The World Health Survey Plus
The overwhelming and crucial importance of achieving Universal Health Coverage (UHC), and other Health Related Sustainable Development Goals (HR-SDGs) in health policy discussions within the global health community is driving a proliferation of new estimates to track progress from increasingly complex analytical models. However, considerable limitations and uncertainty about quality remain regarding the primary input data on which these modelled estimates are based. This uncertainty extends to data to measure and evaluate many of the HR-SDGs. The UN agencies, such as World Health Organization (WHO), United Nations Children’s Fund (UNICEF), The United Nations Population Fund (UNFPA) and the World Bank, institutions like the Institute for Health Metrics and Evaluation and Measure, and various donor agencies are contributing to the increasing volume and frequency of new data generation and estimates. These global health estimates are much needed and valuable tools in monitoring trends, predicting future health challenges and guiding interventions. However, while considerable advances have been made, the efforts to generate results which will help to monitor progress towards the HR-SDGs (which go beyond SDG 31) and UHC also obscure a rather critical weakness in the analytical foundations: namely, there is sparse empirical data that can be used as the basis for the sophisticated modelling required – or to inform national policymaking. Additionally, the WHS+ will collect data on the determinants of health outcomes, including social determinants and household economic status, in order to provide the appropriate explanations for the differences in the health outcomes. The WHS+ will also collect data on subjective well-being to inform the relationship between health and well-being. While many existing surveys, such as the World Bank’s Living Standards and Measurement Surveys, might collect some of this information in a piecemeal manner, the WHS+ will collect this data in an omnibus surveys to examine the relationships within the household and individuals who form the sample to provide insights that are otherwise unavailable.

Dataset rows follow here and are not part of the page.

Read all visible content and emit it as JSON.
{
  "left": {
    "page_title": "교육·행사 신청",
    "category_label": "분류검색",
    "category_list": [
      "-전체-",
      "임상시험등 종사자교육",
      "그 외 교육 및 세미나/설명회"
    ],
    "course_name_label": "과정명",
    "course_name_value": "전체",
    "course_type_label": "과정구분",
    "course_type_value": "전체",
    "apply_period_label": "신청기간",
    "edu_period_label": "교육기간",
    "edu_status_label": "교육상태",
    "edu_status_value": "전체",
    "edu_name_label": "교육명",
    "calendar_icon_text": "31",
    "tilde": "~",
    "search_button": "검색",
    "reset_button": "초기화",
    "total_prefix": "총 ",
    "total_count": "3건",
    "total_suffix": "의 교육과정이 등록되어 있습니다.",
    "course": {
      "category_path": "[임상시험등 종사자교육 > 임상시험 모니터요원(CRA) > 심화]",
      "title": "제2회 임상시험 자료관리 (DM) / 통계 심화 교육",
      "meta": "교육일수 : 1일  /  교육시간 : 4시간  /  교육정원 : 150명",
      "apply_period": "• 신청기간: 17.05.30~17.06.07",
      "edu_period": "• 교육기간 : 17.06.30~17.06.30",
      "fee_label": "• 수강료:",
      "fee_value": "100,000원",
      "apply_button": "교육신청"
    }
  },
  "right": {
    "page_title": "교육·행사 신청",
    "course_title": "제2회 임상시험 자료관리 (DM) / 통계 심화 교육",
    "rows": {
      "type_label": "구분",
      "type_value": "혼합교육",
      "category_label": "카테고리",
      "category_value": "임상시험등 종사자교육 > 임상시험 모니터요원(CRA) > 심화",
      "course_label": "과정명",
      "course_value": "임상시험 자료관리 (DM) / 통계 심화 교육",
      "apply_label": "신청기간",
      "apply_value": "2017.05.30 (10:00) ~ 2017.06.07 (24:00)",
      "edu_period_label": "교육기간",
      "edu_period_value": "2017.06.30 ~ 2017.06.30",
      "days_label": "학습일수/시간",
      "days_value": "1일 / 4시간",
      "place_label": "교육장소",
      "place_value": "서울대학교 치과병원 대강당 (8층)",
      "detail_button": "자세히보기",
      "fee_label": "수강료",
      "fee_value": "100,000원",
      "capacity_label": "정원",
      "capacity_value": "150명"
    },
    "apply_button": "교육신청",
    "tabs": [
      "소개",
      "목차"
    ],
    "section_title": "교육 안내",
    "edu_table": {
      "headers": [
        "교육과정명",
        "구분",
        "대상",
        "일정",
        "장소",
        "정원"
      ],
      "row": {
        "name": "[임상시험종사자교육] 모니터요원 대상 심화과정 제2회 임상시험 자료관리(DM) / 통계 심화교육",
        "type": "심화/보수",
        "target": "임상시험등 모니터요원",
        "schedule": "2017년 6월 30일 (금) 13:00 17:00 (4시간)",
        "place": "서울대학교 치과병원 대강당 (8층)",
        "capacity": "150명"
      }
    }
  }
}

The proliferation of health-related estimates is also driven in part by the growing number of organizations with their own programmatic goals, indicators and targets, including WHO’s 13th General Programme of Work (GPW13) Impact Framework. This framework includes the triple billion targets, one billion more people benefitting from universal health coverage, one billion more people better protected from health emergencies, and one billion more people enjoying better health and well-being by 2023, and 46 indicators for progress towards achieving the HR-SDGs, with a key focus on achieving UHC. These GPW13 indicators are aligned with the SDGs and UHC indicators but, nonetheless, require WHO member states to develop data reporting mechanisms. WHO recognizes that monitoring the multitude of indicators across many international agreements and national priorities will require robust data generation systems. WHO’s GPW13 therefore places a strong focus on the importance of open data systems, with emphasis on country-led and -owned data collection.
One proven method to improve population health estimates is through strengthening routine and periodic data generation efforts and national analytical capacity. WHO’s recent SCORE assessment (https://www.who.int/data/stories/score-global-report-2020–a-visual-summary) has clearly demonstrated that a large number of low- and middle-income countries still lack strong data and health information systems to monitor the impact of interventions in a timely and effective manner. Strengthening these systems takes time and sustained attention.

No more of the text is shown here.